You're right, I misremembered.
And in that regard, the Databus is a very significant part, that directly influence the speed and number of clocks of almost everything the CPU does.
For those old processors, yes, that's why the 6502 was 8-bit, for modern processors, though? You don't even see it listed on spec sheets. Instead, for the external stuff, you see number of memory controllers and PCIe lanes, while everything internal gets mushed up in IPC. "It's wide enough to not stall the pipeline what more do you want" kind of attitude.
Go look at anything post-2000: 64 bit means that pointers take up 64 bits. 32 bits means that pointers take up 32 bits. 8-bit and 16-bit are completely relegated to microcontrollers, I think keeping the data bus terminology, and soonish they're going to be gone because everything at that scale will be RISC-V, where "RV32I" means... pointers. So does "RV64I" and "RV128I". RV16E was proposed as an April Fool's joke and it's not completely out of the question that it'll happen. In any case there won't be RV8 because CPUs with an 8-bit address bus are pointlessly small, and "the number refers to pointer width" is the terminology of . An RV16 CPU might have a 16 bit data bus, it might have an 8 bit data bus, heck it might have a 256bit data bus because it's actually a DSP and has vector instructions. Sounds like a rare beast but not entirely nonsensical.
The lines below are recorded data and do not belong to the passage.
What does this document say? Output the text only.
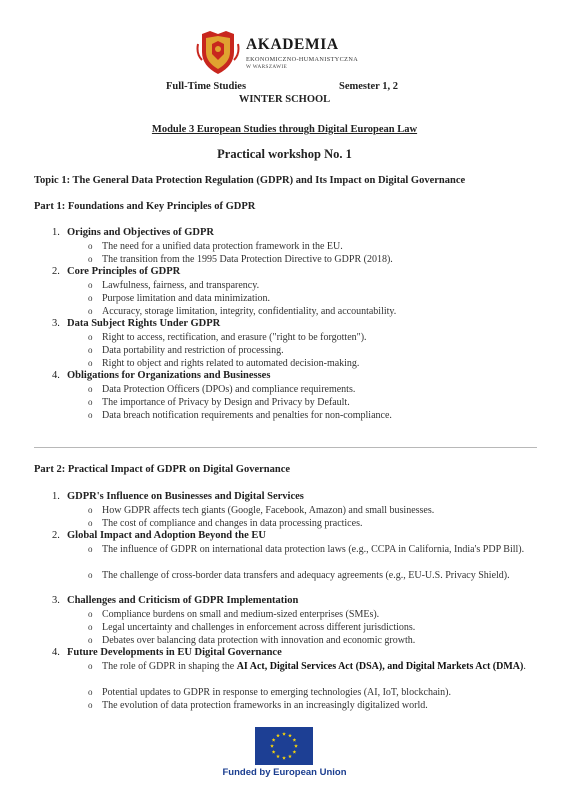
AKADEMIA
EKONOMICZNO-HUMANISTYCZNA
W WARSZAWIE
Full-Time Studies	Semester 1, 2
WINTER SCHOOL
Module 3 European Studies through Digital European Law
Practical workshop No. 1
Topic 1: The General Data Protection Regulation (GDPR) and Its Impact on Digital Governance
Part 1: Foundations and Key Principles of GDPR
1. Origins and Objectives of GDPR
o The need for a unified data protection framework in the EU.
o The transition from the 1995 Data Protection Directive to GDPR (2018).
2. Core Principles of GDPR
o Lawfulness, fairness, and transparency.
o Purpose limitation and data minimization.
o Accuracy, storage limitation, integrity, confidentiality, and accountability.
3. Data Subject Rights Under GDPR
o Right to access, rectification, and erasure ("right to be forgotten").
o Data portability and restriction of processing.
o Right to object and rights related to automated decision-making.
4. Obligations for Organizations and Businesses
o Data Protection Officers (DPOs) and compliance requirements.
o The importance of Privacy by Design and Privacy by Default.
o Data breach notification requirements and penalties for non-compliance.
Part 2: Practical Impact of GDPR on Digital Governance
1. GDPR's Influence on Businesses and Digital Services
o How GDPR affects tech giants (Google, Facebook, Amazon) and small businesses.
o The cost of compliance and changes in data processing practices.
2. Global Impact and Adoption Beyond the EU
o The influence of GDPR on international data protection laws (e.g., CCPA in California, India's PDP Bill).
o The challenge of cross-border data transfers and adequacy agreements (e.g., EU-U.S. Privacy Shield).
3. Challenges and Criticism of GDPR Implementation
o Compliance burdens on small and medium-sized enterprises (SMEs).
o Legal uncertainty and challenges in enforcement across different jurisdictions.
o Debates over balancing data protection with innovation and economic growth.
4. Future Developments in EU Digital Governance
o The role of GDPR in shaping the AI Act, Digital Services Act (DSA), and Digital Markets Act (DMA).
o Potential updates to GDPR in response to emerging technologies (AI, IoT, blockchain).
o The evolution of data protection frameworks in an increasingly digitalized world.
Funded by European Union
The reason you're getting downvoted is because you're saying that "64-bit CPU" means something different than is universally acknowledged that it means. It means pointer width.
Yes, other numbers are important. Yes, other numbers can be listed in places. No, it's not what people mean when they say "X-bit CPU".
RV128 exists. It refers to pointer width. Crays existed, by your account they were gazillion-bit machines because they had quite chunky vector lengths. Your Ryzen does not have a larger "databus" than a Cray1 which had 4096 bit (you read that right) vector registers. They were never called 4096 bit machines, they Cray1 has a 64-bit architecture because that's the pointer width.
Yes, the terminology differs when it comes to 8 vs. 16-bit microcontrollers. But just because data bus is that important there (and 8-bit pointers don't make any practical sense) doesn't mean that anyone is calling a Cray a 4096 bit architecture. You might call them 4096 bit vector machines, and you're free to call anything with AVX2 a 256-bit SIMD machine (though you might actually be looking at 2x 128-bit ALUs), but neither makes them 64-bit architectures. Why? Because language is meant for communication and you don't get to have your own private definition of terms: Unless otherwise specified, the number stated is the number of bits in a pointer.